Plaintiffs Frank and Lisa Martusciello filed a lawsuit claiming that they hired defendant Larson Kramer and Associates ("Kramer") to design a luxury home for them.  Defendant JDS Homes Inc. ("JDS") was hired to build the house.  Plaintiffs alleged that Kramer's design was not sufficient in detail, leaving JDS Homes to "fill in the blanks."  Plaintiffs also alleged that JDS  made inappropriate or improper decisions in "filling in the blanks," resulting in defects in their home.  These alleged defects included window breakage, drainage problems, water leaks, crumbling balustrades, improperly sloped stairs and porch, and a poorly constructed deck.  Plaintiffs sought recovery for economic loses in an amount necessary to repair the defects.  Count I of the Complaint was for negligence against Kramer and alleged that Kramer negligently designed Plaintiffs™ home.

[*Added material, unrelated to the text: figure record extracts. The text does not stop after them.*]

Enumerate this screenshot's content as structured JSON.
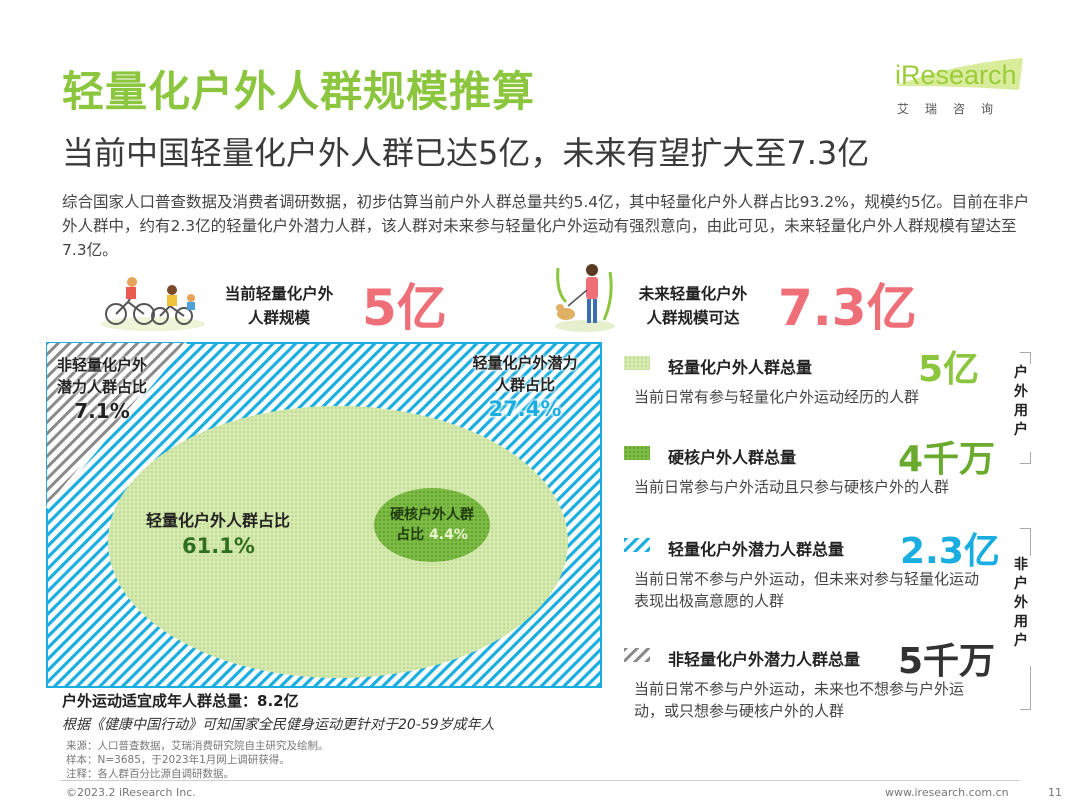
{
  "header": {
    "title": "轻量化户外人群规模推算",
    "subtitle": "当前中国轻量化户外人群已达5亿，未来有望扩大至7.3亿",
    "description": "综合国家人口普查数据及消费者调研数据，初步估算当前户外人群总量共约5.4亿，其中轻量化户外人群占比93.2%，规模约5亿。目前在非户外人群中，约有2.3亿的轻量化户外潜力人群，该人群对未来参与轻量化户外运动有强烈意向，由此可见，未来轻量化户外人群规模有望达至7.3亿。"
  },
  "logo": {
    "brand": "iResearch",
    "brand_cn": "艾瑞咨询"
  },
  "highlights": {
    "current": {
      "label_line1": "当前轻量化户外",
      "label_line2": "人群规模",
      "value": "5亿"
    },
    "future": {
      "label_line1": "未来轻量化户外",
      "label_line2": "人群规模可达",
      "value": "7.3亿"
    }
  },
  "diagram": {
    "non_light_label_line1": "非轻量化户外",
    "non_light_label_line2": "潜力人群占比",
    "non_light_value": "7.1%",
    "non_light_percent": 7.1,
    "potential_label_line1": "轻量化户外潜力",
    "potential_label_line2": "人群占比",
    "potential_value": "27.4%",
    "potential_percent": 27.4,
    "light_label": "轻量化户外人群占比",
    "light_value": "61.1%",
    "light_percent": 61.1,
    "hardcore_label_line1": "硬核户外人群",
    "hardcore_label_line2": "占比",
    "hardcore_value": "4.4%",
    "hardcore_percent": 4.4,
    "total_label": "户外运动适宜成年人群总量：8.2亿",
    "note": "根据《健康中国行动》可知国家全民健身运动更针对于20-59岁成年人"
  },
  "legend": [
    {
      "name": "轻量化户外人群总量",
      "value": "5亿",
      "desc": "当前日常有参与轻量化户外运动经历的人群",
      "color": "#8cc63f",
      "icon": "light-dots-pattern"
    },
    {
      "name": "硬核户外人群总量",
      "value": "4千万",
      "desc": "当前日常参与户外活动且只参与硬核户外的人群",
      "color": "#6aaa2f",
      "icon": "dark-dots-pattern"
    },
    {
      "name": "轻量化户外潜力人群总量",
      "value": "2.3亿",
      "desc": "当前日常不参与户外运动，但未来对参与轻量化运动表现出极高意愿的人群",
      "color": "#1aaee0",
      "icon": "blue-stripe-pattern"
    },
    {
      "name": "非轻量化户外潜力人群总量",
      "value": "5千万",
      "desc": "当前日常不参与户外运动，未来也不想参与户外运动，或只想参与硬核户外的人群",
      "color": "#333333",
      "icon": "gray-stripe-pattern"
    }
  ],
  "groups": {
    "outdoor": "户外用户",
    "non_outdoor": "非户外用户"
  },
  "footer": {
    "source": "来源：人口普查数据，艾瑞消费研究院自主研究及绘制。",
    "sample": "样本：N=3685，于2023年1月网上调研获得。",
    "note": "注释：各人群百分比源自调研数据。",
    "copyright": "©2023.2 iResearch Inc.",
    "url": "www.iresearch.com.cn",
    "page": "11"
  },
  "colors": {
    "title_green": "#8cc63f",
    "highlight_red": "#ef6f78",
    "stripe_blue": "#1aaee0",
    "dots_green": "#c8e29a"
  }
}
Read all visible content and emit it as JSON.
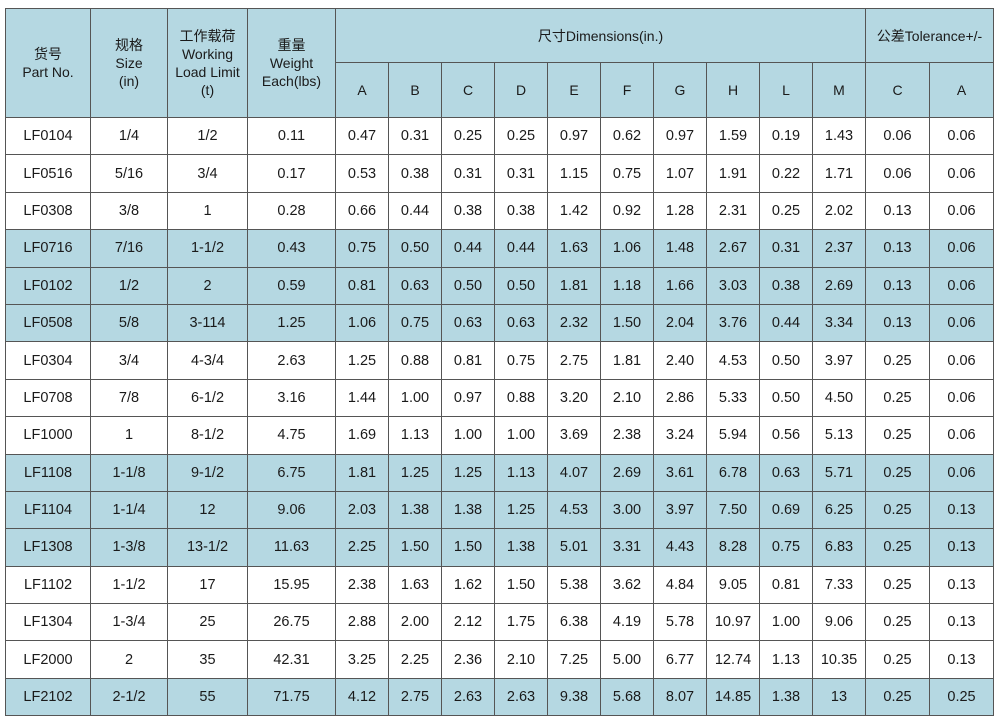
{
  "header": {
    "part_no": [
      "货号",
      "Part No."
    ],
    "size": [
      "规格",
      "Size",
      "(in)"
    ],
    "wll": [
      "工作载荷",
      "Working",
      "Load Limit",
      "(t)"
    ],
    "weight": [
      "重量",
      "Weight",
      "Each(lbs)"
    ],
    "dimensions": "尺寸Dimensions(in.)",
    "tolerance": "公差Tolerance+/-",
    "dim_columns": [
      "A",
      "B",
      "C",
      "D",
      "E",
      "F",
      "G",
      "H",
      "L",
      "M"
    ],
    "tol_columns": [
      "C",
      "A"
    ]
  },
  "highlight_color": "#b5d8e2",
  "rows": [
    {
      "hl": false,
      "cells": [
        "LF0104",
        "1/4",
        "1/2",
        "0.11",
        "0.47",
        "0.31",
        "0.25",
        "0.25",
        "0.97",
        "0.62",
        "0.97",
        "1.59",
        "0.19",
        "1.43",
        "0.06",
        "0.06"
      ]
    },
    {
      "hl": false,
      "cells": [
        "LF0516",
        "5/16",
        "3/4",
        "0.17",
        "0.53",
        "0.38",
        "0.31",
        "0.31",
        "1.15",
        "0.75",
        "1.07",
        "1.91",
        "0.22",
        "1.71",
        "0.06",
        "0.06"
      ]
    },
    {
      "hl": false,
      "cells": [
        "LF0308",
        "3/8",
        "1",
        "0.28",
        "0.66",
        "0.44",
        "0.38",
        "0.38",
        "1.42",
        "0.92",
        "1.28",
        "2.31",
        "0.25",
        "2.02",
        "0.13",
        "0.06"
      ]
    },
    {
      "hl": true,
      "cells": [
        "LF0716",
        "7/16",
        "1-1/2",
        "0.43",
        "0.75",
        "0.50",
        "0.44",
        "0.44",
        "1.63",
        "1.06",
        "1.48",
        "2.67",
        "0.31",
        "2.37",
        "0.13",
        "0.06"
      ]
    },
    {
      "hl": true,
      "cells": [
        "LF0102",
        "1/2",
        "2",
        "0.59",
        "0.81",
        "0.63",
        "0.50",
        "0.50",
        "1.81",
        "1.18",
        "1.66",
        "3.03",
        "0.38",
        "2.69",
        "0.13",
        "0.06"
      ]
    },
    {
      "hl": true,
      "cells": [
        "LF0508",
        "5/8",
        "3-114",
        "1.25",
        "1.06",
        "0.75",
        "0.63",
        "0.63",
        "2.32",
        "1.50",
        "2.04",
        "3.76",
        "0.44",
        "3.34",
        "0.13",
        "0.06"
      ]
    },
    {
      "hl": false,
      "cells": [
        "LF0304",
        "3/4",
        "4-3/4",
        "2.63",
        "1.25",
        "0.88",
        "0.81",
        "0.75",
        "2.75",
        "1.81",
        "2.40",
        "4.53",
        "0.50",
        "3.97",
        "0.25",
        "0.06"
      ]
    },
    {
      "hl": false,
      "cells": [
        "LF0708",
        "7/8",
        "6-1/2",
        "3.16",
        "1.44",
        "1.00",
        "0.97",
        "0.88",
        "3.20",
        "2.10",
        "2.86",
        "5.33",
        "0.50",
        "4.50",
        "0.25",
        "0.06"
      ]
    },
    {
      "hl": false,
      "cells": [
        "LF1000",
        "1",
        "8-1/2",
        "4.75",
        "1.69",
        "1.13",
        "1.00",
        "1.00",
        "3.69",
        "2.38",
        "3.24",
        "5.94",
        "0.56",
        "5.13",
        "0.25",
        "0.06"
      ]
    },
    {
      "hl": true,
      "cells": [
        "LF1108",
        "1-1/8",
        "9-1/2",
        "6.75",
        "1.81",
        "1.25",
        "1.25",
        "1.13",
        "4.07",
        "2.69",
        "3.61",
        "6.78",
        "0.63",
        "5.71",
        "0.25",
        "0.06"
      ]
    },
    {
      "hl": true,
      "cells": [
        "LF1104",
        "1-1/4",
        "12",
        "9.06",
        "2.03",
        "1.38",
        "1.38",
        "1.25",
        "4.53",
        "3.00",
        "3.97",
        "7.50",
        "0.69",
        "6.25",
        "0.25",
        "0.13"
      ]
    },
    {
      "hl": true,
      "cells": [
        "LF1308",
        "1-3/8",
        "13-1/2",
        "11.63",
        "2.25",
        "1.50",
        "1.50",
        "1.38",
        "5.01",
        "3.31",
        "4.43",
        "8.28",
        "0.75",
        "6.83",
        "0.25",
        "0.13"
      ]
    },
    {
      "hl": false,
      "cells": [
        "LF1102",
        "1-1/2",
        "17",
        "15.95",
        "2.38",
        "1.63",
        "1.62",
        "1.50",
        "5.38",
        "3.62",
        "4.84",
        "9.05",
        "0.81",
        "7.33",
        "0.25",
        "0.13"
      ]
    },
    {
      "hl": false,
      "cells": [
        "LF1304",
        "1-3/4",
        "25",
        "26.75",
        "2.88",
        "2.00",
        "2.12",
        "1.75",
        "6.38",
        "4.19",
        "5.78",
        "10.97",
        "1.00",
        "9.06",
        "0.25",
        "0.13"
      ]
    },
    {
      "hl": false,
      "cells": [
        "LF2000",
        "2",
        "35",
        "42.31",
        "3.25",
        "2.25",
        "2.36",
        "2.10",
        "7.25",
        "5.00",
        "6.77",
        "12.74",
        "1.13",
        "10.35",
        "0.25",
        "0.13"
      ]
    },
    {
      "hl": true,
      "cells": [
        "LF2102",
        "2-1/2",
        "55",
        "71.75",
        "4.12",
        "2.75",
        "2.63",
        "2.63",
        "9.38",
        "5.68",
        "8.07",
        "14.85",
        "1.38",
        "13",
        "0.25",
        "0.25"
      ]
    }
  ]
}
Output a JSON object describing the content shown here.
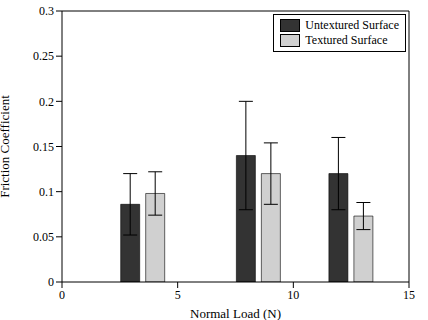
{
  "chart_data": {
    "type": "bar",
    "x_label": "Normal Load (N)",
    "y_label": "Friction Coefficient",
    "x": [
      3.5,
      8.5,
      12.5
    ],
    "series": [
      {
        "name": "Untextured Surface",
        "color": "#333333",
        "values": [
          0.086,
          0.14,
          0.12
        ],
        "errors": [
          0.034,
          0.06,
          0.04
        ]
      },
      {
        "name": "Textured Surface",
        "color": "#d0d0d0",
        "values": [
          0.098,
          0.12,
          0.073
        ],
        "errors": [
          0.024,
          0.034,
          0.015
        ]
      }
    ],
    "xlim": [
      0,
      15
    ],
    "xticks": [
      0,
      5,
      10,
      15
    ],
    "ylim": [
      0,
      0.3
    ],
    "yticks": [
      0,
      0.05,
      0.1,
      0.15,
      0.2,
      0.25,
      0.3
    ],
    "grid": false,
    "legend": "upper right"
  }
}
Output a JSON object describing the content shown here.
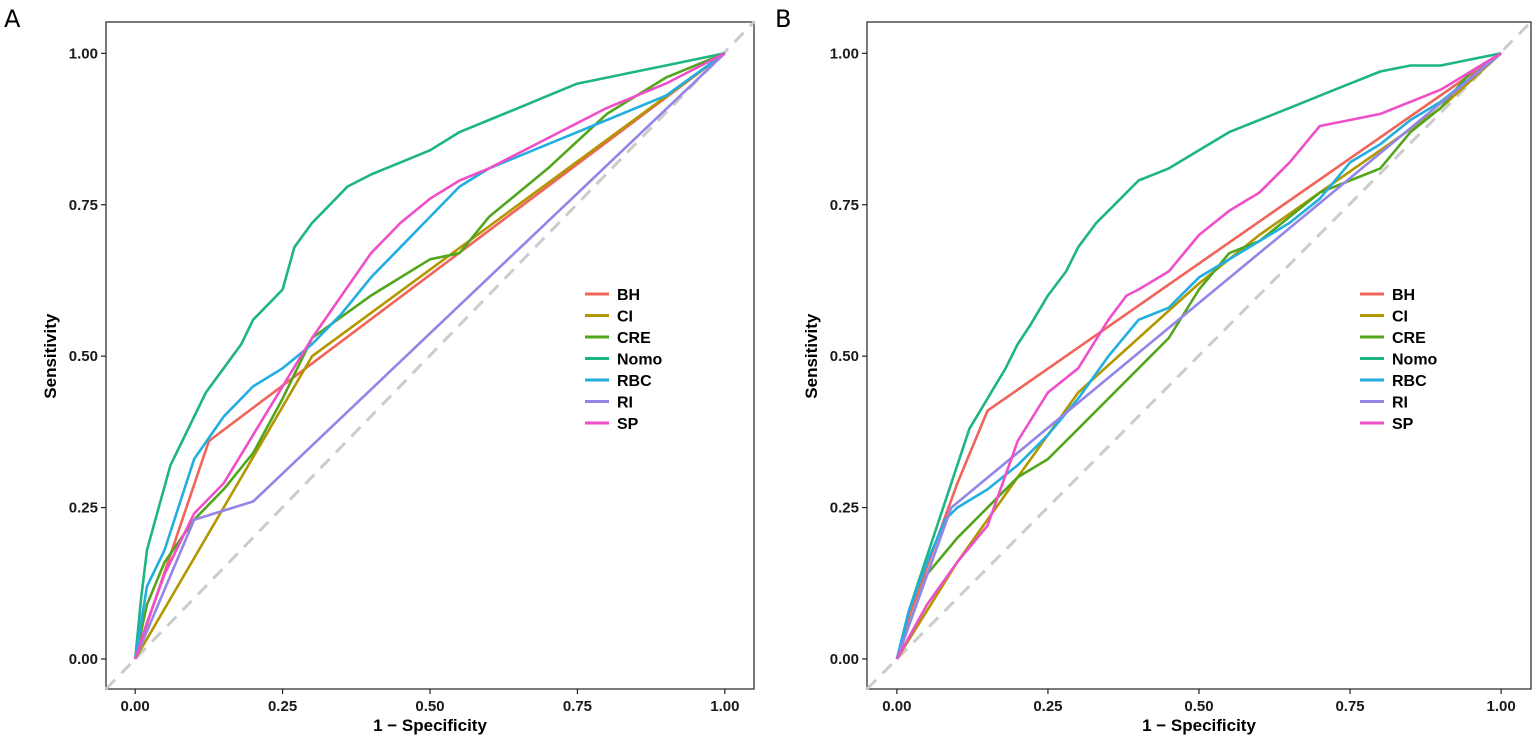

Kramer moved to dismiss Count I of the complaint arguing that it was barred by the Moorman doctrine which prohibits economic loss in tort cases and requires claims for economic loss to be brought in contract.  The trial court agreed with Kramer and granted its motion to dismiss.  Plaintiffs then appealed.   The appellate court affirmed the trial court's dismissal of  Count I  of Plaintiff's complaint citing to  2314 Lincoln Park West Condominium Association v. Mann, Gin, Ebel & Frazier, Ltd, 136 Ill.2d. 302 (1990), a case in which the Illinois Supreme Court held that there is no exception to the rule set forth in Moorman, which would allow plaintiffs to recover economic losses for negligent design of an architect.  The appellate court reasoned that the Plaintiffs™ claim concerns quality, rather than safety of the building, and therefore is more appropriately resolved under contract law.  The court rejected Plaintiffs' argument that Congregation of the Passion, Holy Cross Province v. Touche Ross & Company, 159 Ill.2d 137 (1994), reinterpreted 2312 Lincoln Park to apply only where a contract exists between the architects and the plaintiff-client.  The court explained that Congregation of the Passion case only permitted recovery of economic damages caused by breach of professional duty which is of an intangible nature that cannot be measured in contract terms, such as the intangible services that are created by  an attorney or accountant for their client.  In contrast, the court held that an architect creates something tangible such as a blueprint or the structure of a building that can be memorialized in a contract and, therefore, there is no exception to the economic loss doctrine for the negligence of an architect.